4. To shield and soothe progressive sensibilities already bruised by the Trump presidency, the fourth of the new orders proposes to rename certain states. Offended groups already busily rebranding offensively-named schools (e.g., Abraham Lincoln Elementary), sports teams (the Washington Redskins) and public facilities, have eagerly answered the call. High on the list of states to be renamed is the state of New Mexico, where the adjective “new” implies that there is or was something wrong with the original Mexico. Popular suggestions range from the simple expedient of dropping the “New” to more descriptive options such as “Mas Mexico,” and “Mexico del Norte”. Other states will be renamed after icons of the new panoply of woke heroes; for example, we may soon be referring to the new state of Kapernica instead of California, while New York is slated to be renamed Cuomotopia.

5. The final order directs the US Congress to reorganize state boundaries in order to maintain the number of states at fifty, while admitting DC and Puerto Rico as new states. The idea here is to save tax dollars that would be incurred in designing and printing a new US flag with more stars. Proposals to admit DC (top state name suggestion: Hillaria) and Puerto Rico (Alexandriana) will require the offsetting consolidation of certain “red” states. For example, Arizona and Nevada could be absorbed by the new state of Kapernica, or Texas could be merged with Mas Mexico.
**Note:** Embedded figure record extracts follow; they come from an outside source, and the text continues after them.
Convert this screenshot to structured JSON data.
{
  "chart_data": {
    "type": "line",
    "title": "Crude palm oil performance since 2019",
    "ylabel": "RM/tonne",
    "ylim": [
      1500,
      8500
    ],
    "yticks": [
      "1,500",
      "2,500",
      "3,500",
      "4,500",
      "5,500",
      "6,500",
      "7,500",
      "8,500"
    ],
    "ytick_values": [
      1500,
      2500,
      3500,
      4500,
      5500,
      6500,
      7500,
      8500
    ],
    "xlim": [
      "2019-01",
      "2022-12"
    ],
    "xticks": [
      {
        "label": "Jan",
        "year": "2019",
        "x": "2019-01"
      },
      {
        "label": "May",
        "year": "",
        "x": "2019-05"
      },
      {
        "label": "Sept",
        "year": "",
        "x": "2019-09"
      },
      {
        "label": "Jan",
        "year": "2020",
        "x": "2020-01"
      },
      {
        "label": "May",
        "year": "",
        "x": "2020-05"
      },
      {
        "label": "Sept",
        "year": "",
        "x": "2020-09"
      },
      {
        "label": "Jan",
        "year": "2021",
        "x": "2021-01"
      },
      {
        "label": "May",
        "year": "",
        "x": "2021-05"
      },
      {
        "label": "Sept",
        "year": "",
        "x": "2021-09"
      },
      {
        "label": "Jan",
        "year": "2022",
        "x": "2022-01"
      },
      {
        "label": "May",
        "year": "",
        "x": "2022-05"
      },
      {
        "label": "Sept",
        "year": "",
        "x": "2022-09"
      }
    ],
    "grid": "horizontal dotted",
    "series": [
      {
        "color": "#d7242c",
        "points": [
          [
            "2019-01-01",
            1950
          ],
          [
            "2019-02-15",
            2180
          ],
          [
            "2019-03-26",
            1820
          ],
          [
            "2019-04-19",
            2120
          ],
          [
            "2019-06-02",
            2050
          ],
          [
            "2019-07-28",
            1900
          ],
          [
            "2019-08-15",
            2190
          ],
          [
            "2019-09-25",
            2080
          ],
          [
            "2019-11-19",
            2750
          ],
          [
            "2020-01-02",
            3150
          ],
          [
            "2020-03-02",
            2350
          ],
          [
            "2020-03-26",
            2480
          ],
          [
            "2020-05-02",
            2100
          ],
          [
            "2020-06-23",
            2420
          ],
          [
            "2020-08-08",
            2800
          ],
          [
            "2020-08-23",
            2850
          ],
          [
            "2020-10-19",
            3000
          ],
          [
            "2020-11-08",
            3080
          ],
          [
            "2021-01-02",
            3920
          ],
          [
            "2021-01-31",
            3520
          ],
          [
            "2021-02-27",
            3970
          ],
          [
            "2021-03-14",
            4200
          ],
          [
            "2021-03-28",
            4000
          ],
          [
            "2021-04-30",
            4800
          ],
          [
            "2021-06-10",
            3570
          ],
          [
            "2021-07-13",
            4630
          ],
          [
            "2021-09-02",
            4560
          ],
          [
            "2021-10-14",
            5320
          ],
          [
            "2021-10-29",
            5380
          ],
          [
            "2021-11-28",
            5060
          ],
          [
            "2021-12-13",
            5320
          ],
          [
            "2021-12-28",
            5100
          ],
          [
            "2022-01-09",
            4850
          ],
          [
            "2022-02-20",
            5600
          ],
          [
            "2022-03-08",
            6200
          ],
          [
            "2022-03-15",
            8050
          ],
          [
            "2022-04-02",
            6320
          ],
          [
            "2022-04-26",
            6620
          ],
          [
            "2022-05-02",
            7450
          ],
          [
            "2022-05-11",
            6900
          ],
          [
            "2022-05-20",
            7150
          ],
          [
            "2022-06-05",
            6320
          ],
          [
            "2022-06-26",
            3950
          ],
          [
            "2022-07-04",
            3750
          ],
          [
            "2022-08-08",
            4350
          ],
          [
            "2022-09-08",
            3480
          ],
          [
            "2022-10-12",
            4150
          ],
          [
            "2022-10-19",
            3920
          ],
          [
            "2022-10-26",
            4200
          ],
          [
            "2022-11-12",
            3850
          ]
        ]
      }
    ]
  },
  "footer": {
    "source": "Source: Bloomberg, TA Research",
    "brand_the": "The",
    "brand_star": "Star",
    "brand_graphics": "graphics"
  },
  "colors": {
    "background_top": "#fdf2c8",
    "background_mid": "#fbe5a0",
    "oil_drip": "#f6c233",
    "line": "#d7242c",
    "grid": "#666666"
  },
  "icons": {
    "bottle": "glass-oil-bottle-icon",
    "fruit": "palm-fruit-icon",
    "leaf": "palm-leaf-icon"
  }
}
In an concurrent editorial, the Post editors express their hope that these far-sighted orders will go a long way toward solving the immigration crisis and at the same time put us on a path toward ending systemic racism. Even in these early, not to say infantile, days the Post is ready to applaud the Biden Administration’s surprisingly visionary bent. Citing unnamed but unimpeachable sources, the Post cites, as additional evidence for its visionary claims, that Dr. Anthony Fauci has shared secret graphs showing how, over time, these new immigration and population control orders, combined with the effect of the COVID pandemic, will usher in a golden period of decline in non-marginalized populations that will last at least until they achieve marginalization, and perhaps beyond.

“Progress and the arc of history will not be deterred until all US citizens are members of marginalized groups. This is what progress is all about,” one unnamed Biden official observed when asked about these reports. “People need to evolve and learn new ways of thinking. And if they can’t or won’t, we will just have to get new people.”

The funny story above is a satire or parody. It is entirely fictitious.